The political arithmetic on the floor of the Assembleia da República runs through Chega and the smaller right-wing benches. The PSU diploma needs either Chega's vote or PS abstention to pass — and the same Chega cohort that sank the Trabalho XXI labour reform on Friday's generalidade vote holds the casting position on the welfare reform as well. The Government has not yet published the floor calendar for the PSU first reading, and the 31 August PRR milestone leaves limited room for procedural reruns if the diploma is rejected on first vote.
The tranche stakes
The €5.193 billion final-tranche stake is the largest single Brussels disbursement still outstanding on Portugal's PRR cycle.

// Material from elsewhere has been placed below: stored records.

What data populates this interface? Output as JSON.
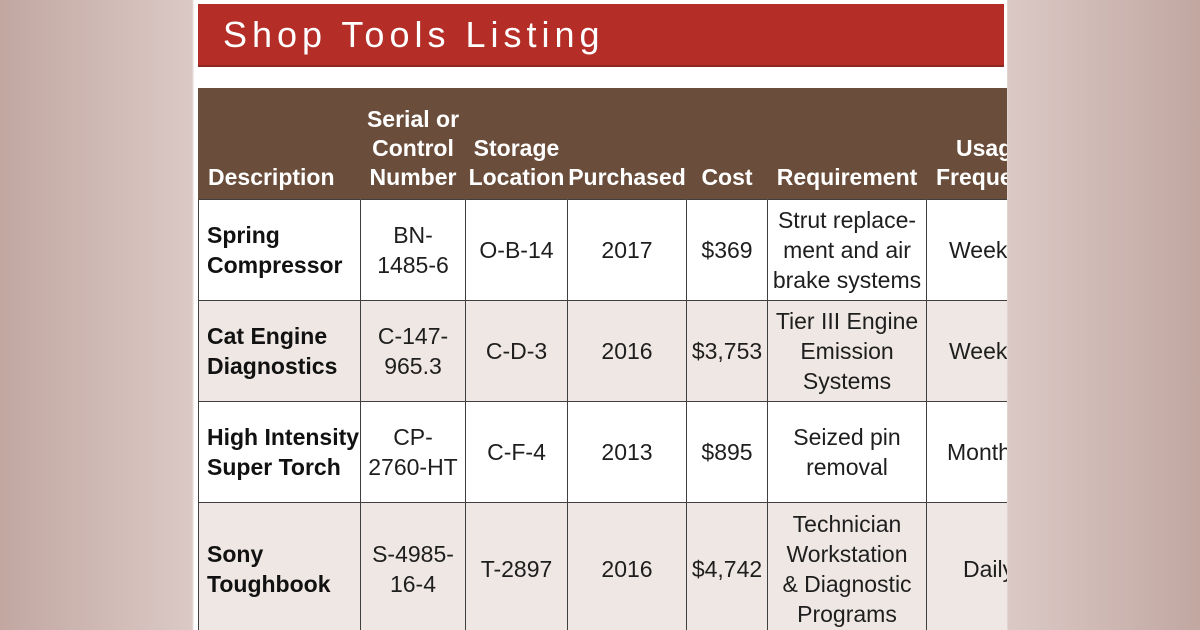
{
  "title": "Shop Tools Listing",
  "headers": {
    "description": "Description",
    "serial": [
      "Serial or",
      "Control",
      "Number"
    ],
    "storage": [
      "Storage",
      "Location"
    ],
    "purchased": "Purchased",
    "cost": "Cost",
    "requirement": "Requirement",
    "usage": [
      "Usag",
      "Frequen"
    ]
  },
  "rows": [
    {
      "description": [
        "Spring",
        "Compressor"
      ],
      "serial": [
        "BN-",
        "1485-6"
      ],
      "storage": "O-B-14",
      "purchased": "2017",
      "cost": "$369",
      "requirement": [
        "Strut replace-",
        "ment and air",
        "brake systems"
      ],
      "usage": "Week"
    },
    {
      "description": [
        "Cat Engine",
        "Diagnostics"
      ],
      "serial": [
        "C-147-",
        "965.3"
      ],
      "storage": "C-D-3",
      "purchased": "2016",
      "cost": "$3,753",
      "requirement": [
        "Tier III Engine",
        "Emission",
        "Systems"
      ],
      "usage": "Week"
    },
    {
      "description": [
        "High Intensity",
        "Super Torch"
      ],
      "serial": [
        "CP-",
        "2760-HT"
      ],
      "storage": "C-F-4",
      "purchased": "2013",
      "cost": "$895",
      "requirement": [
        "Seized pin",
        "removal"
      ],
      "usage": "Month"
    },
    {
      "description": [
        "Sony",
        "Toughbook"
      ],
      "serial": [
        "S-4985-",
        "16-4"
      ],
      "storage": "T-2897",
      "purchased": "2016",
      "cost": "$4,742",
      "requirement": [
        "Technician",
        "Workstation",
        "& Diagnostic",
        "Programs"
      ],
      "usage": "Daily"
    }
  ],
  "colors": {
    "title_bar": "#b42e27",
    "header_row": "#6a4e3b",
    "row_alt": "#efe7e3",
    "background_side": "#c2a7a1"
  }
}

Missing the 31 August milestone would not automatically forfeit the money — the European Commission's PRR framework allows milestone slippage with revised timetables — but it would push the tranche into a renegotiation window that risks reduced amounts under the Commission's tighter mid-cycle review framework. The reprogramming itself is a reflection of that pressure: by stripping the Código das Prestações Sociais from the milestone, the Government has narrowed the gate to a single legislative instrument that the PSU can — at least in principle — clear before the deadline.
What the reprogramming does not solve is the political problem that any reform passing on a thin majority will face a constitutional review request from the opposition. The Tribunal Constitucional (Constitutional Court), whose new president João Carlos Loureiro took office on 15 June 2026, would on past form take roughly 60 to 90 days on a Front-loaded fiscalização preventiva (preventive constitutional review) — a window that could itself run past the 31 August PRR cutoff if the PSU diploma is referred. Bringing the Código back inside the perimeter at any future date would require a fresh PRR reprogramming on Brussels's side, and the Ministry's silence on the Código's future suggests that battle has been deferred indefinitely.